Humanloop: Providing picks and shovels for the AI gold rush

6 Feb 2024

From left: Raza Habib, Jordan Burgess and Peter Hayes. Image: Humanloop

After studying pure maths at Trinity, machine learning expert Peter Hayes decided that it was time to move to London to dive ‘deeper’ into AI and start a company.

“We’re supplying picks and shovels in a gold rush.”

This is how machine learning researcher turned entrepreneur Peter Hayes describes Humanloop, a software start-up he co-founded that is helping enterprise teams build generative AI applications for their customers.

“AI is a new computing platform that requires a whole new set of tools and frameworks for builders to replace the traditional software development paradigms,” Hayes explains. “Humanloop’s mission is to enable the safe and rapid implementation of AI across the economy.”

Based in London, Humanloop emerged in 2020 as a spin-out of University College London (UCL), where Hayes was doing a PhD, specialising in probabilistic deep learning.

Having done his undergraduate degree in pure mathematics at Trinity College Dublin, Hayes’s first dalliance with software engineering and the tech world at large started during a brief stint in San Francisco.

Digging deep into AI

Once he completed his degree, the now chief technology officer at Humanloop moved to London with two goals: go “really deep” into artificial intelligence and start a company at some point.

It was during his PhD at UCL that Hayes befriended co-founder Raza Habib, who is now the CEO.

“Our other co-founder and friend Jordan Burgess was working as a researcher at Amazon Alexa at the time and was also looking to start something new after his time at Entrepreneur First in London,” Hayes says.

“We were all particularly excited about the wave of research in natural language processing and wanted to build technologies that helped facilitate adoption in industry as the research continued to surge.”

Humanloop’s journey to becoming a successful start-up really began when it joined Y Combinator. Within three months, Hayes, Habib and Burgess had their first minimum viable product and paying customers. Soon after, the start-up got further backing from the likes of Index Ventures.

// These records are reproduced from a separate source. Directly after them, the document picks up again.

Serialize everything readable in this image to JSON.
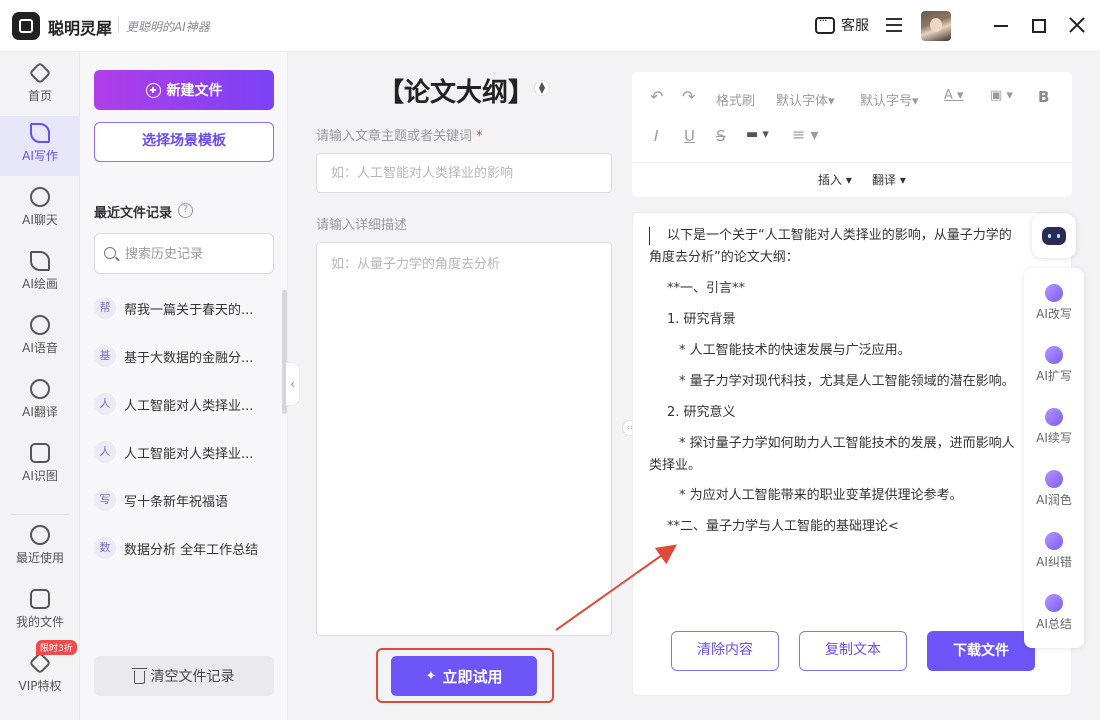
{
  "app": {
    "name": "聪明灵犀",
    "slogan": "更聪明的AI神器",
    "service_label": "客服"
  },
  "nav": {
    "items": [
      {
        "label": "首页"
      },
      {
        "label": "AI写作"
      },
      {
        "label": "AI聊天"
      },
      {
        "label": "AI绘画"
      },
      {
        "label": "AI语音"
      },
      {
        "label": "AI翻译"
      },
      {
        "label": "AI识图"
      },
      {
        "label": "最近使用"
      },
      {
        "label": "我的文件"
      },
      {
        "label": "VIP特权"
      }
    ],
    "vip_badge": "限时3折"
  },
  "files": {
    "new_button": "新建文件",
    "template_button": "选择场景模板",
    "recent_title": "最近文件记录",
    "search_placeholder": "搜索历史记录",
    "items": [
      {
        "tag": "帮",
        "title": "帮我一篇关于春天的..."
      },
      {
        "tag": "基",
        "title": "基于大数据的金融分..."
      },
      {
        "tag": "人",
        "title": "人工智能对人类择业..."
      },
      {
        "tag": "人",
        "title": "人工智能对人类择业..."
      },
      {
        "tag": "写",
        "title": "写十条新年祝福语"
      },
      {
        "tag": "数",
        "title": "数据分析 全年工作总结"
      }
    ],
    "clear_button": "清空文件记录"
  },
  "form": {
    "title": "【论文大纲】",
    "topic_label": "请输入文章主题或者关键词",
    "topic_required_mark": "*",
    "topic_placeholder": "如：人工智能对人类择业的影响",
    "detail_label": "请输入详细描述",
    "detail_placeholder": "如：从量子力学的角度去分析",
    "try_button": "立即试用"
  },
  "toolbar": {
    "format_painter": "格式刷",
    "default_font": "默认字体",
    "default_size": "默认字号",
    "insert": "插入",
    "translate": "翻译",
    "bold": "B",
    "italic": "I",
    "underline": "U",
    "strike": "S"
  },
  "editor": {
    "lines": [
      "以下是一个关于“人工智能对人类择业的影响，从量子力学的",
      "角度去分析”的论文大纲：",
      "**一、引言**",
      "1. 研究背景",
      "* 人工智能技术的快速发展与广泛应用。",
      "* 量子力学对现代科技，尤其是人工智能领域的潜在影响。",
      "2. 研究意义",
      "* 探讨量子力学如何助力人工智能技术的发展，进而影响人",
      "类择业。",
      "* 为应对人工智能带来的职业变革提供理论参考。",
      "**二、量子力学与人工智能的基础理论<"
    ],
    "clear_button": "清除内容",
    "copy_button": "复制文本",
    "download_button": "下载文件"
  },
  "ai_tools": [
    {
      "label": "AI改写"
    },
    {
      "label": "AI扩写"
    },
    {
      "label": "AI续写"
    },
    {
      "label": "AI润色"
    },
    {
      "label": "AI纠错"
    },
    {
      "label": "AI总结"
    }
  ],
  "colors": {
    "accent": "#6e55f7",
    "gradient_start": "#b03ee8",
    "annotation": "#e04a3a"
  }
}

Today, product and engineering teams at companies including Duolingo and Gusto use Humanloop software to collaborate on AI product development and evaluate performance to produce high-quality generative AI applications for their customers.

“A new software stack is emerging for enterprises who need confidence in deploying their AI solutions, and Humanloop is increasingly becoming core to this,” Hayes explains.

Essentially, the team has created a new type of development environment with foundation models as a “first-class citizen” that allows even non-technical teams to collaborate on building AI features.

“Our technology has created a new framework for how to automatically evaluate and understand how your AI application is behaving both during development as your teams are experimenting, and once it has been deployed to production and real users are interacting with it,” he goes on.

“This then facilitates our systematic workflow for improving models using techniques like prompt engineering and fine-tuning.”

Keeping AI teams in the loop

The idea is to make the process easy for multidisciplinary teams of engineers, product managers and domain experts working at tech companies that are rapidly adopting generative AI as a core part of their business.

“Technical leaders at these companies are struggling to standardise how they build with generative AI and to gain confidence around deploying real use cases to production,” Hayes says.

“This will include questions and pain points around model choice, prompt management, versioning and deployment controls, evaluation and monitoring, integrating data sources securely and fine-tuning to improve performance.

“Humanloop provides the answers to these points with an integrated solution that also works natively with all the major open and closed source foundation models.”

So far, the start-up has kept its team small, with around 10 people. But things are beginning to pick up, with the opening of a second office in San Francisco and an active hiring campaign to scale up.

“We’ve recently made the shift to serving much larger and more mature tech-enabled enterprises as they begin their AI adoption,” he says.

“This is where we are seeing a lot of demand as technical leaders are grappling with how they are going to adapt and are looking for key infrastructure to facilitate the deployment of foundation models across their organisation and products. And that’s where Humanloop comes in.”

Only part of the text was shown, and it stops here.